This panel compares and connects loyalties in early modern Asia to further deconstruct the national boundaries in the historiography of the region and to put the region in a more global perspective. By using the comparative method, the panel highlights commonalities and differences within the region that are less obvious when historical analyses are framed within national boundaries. Jiani He’s paper focuses on the Qing and Ottoman translation regimes to compare the ways the two empires exercised universal power across linguistic boundaries. In doing so, it also provides an explanation for the divergent historical trajectories upon the break-up of the two empires in the early twentieth century.

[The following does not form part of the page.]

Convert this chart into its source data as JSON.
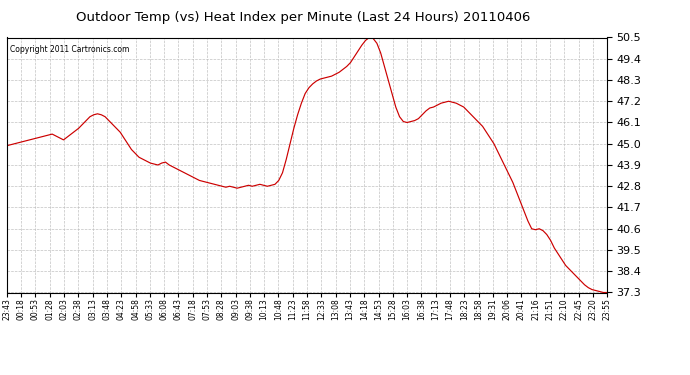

The panel also employs the connective method, reconstructing loyalties across state boundaries that are often left invisible within national units of historical analysis. Kathlene Baldanza’s paper looks at an 1856 Vietnamese gazetteer to analyze how the educated elite of Vietnam participated in a trans-regional culture of knowledge that transcended the political boundaries of Vietnam and China. It shows these Vietnamese scholars to be loyal both to classical Chinese texts and to Vietnam as a center of their community of knowledge. Jaymin Kim’s paper centers on Koreans in the Ming-Qing transition period (1630s-1660s) who remained loyal to Ming, looking at how this phenomenon of loyalty across state boundaries came to be remembered as a universal ideal transcending dynastic loyalty in both China and Korea.
Through this panel, we hope to highlight the multiplicity of loyalties in early modern Asia at the edges of state boundaries as well as the importance of adopting a regional perspective that goes beyond today’s national borders and linguistic boundaries.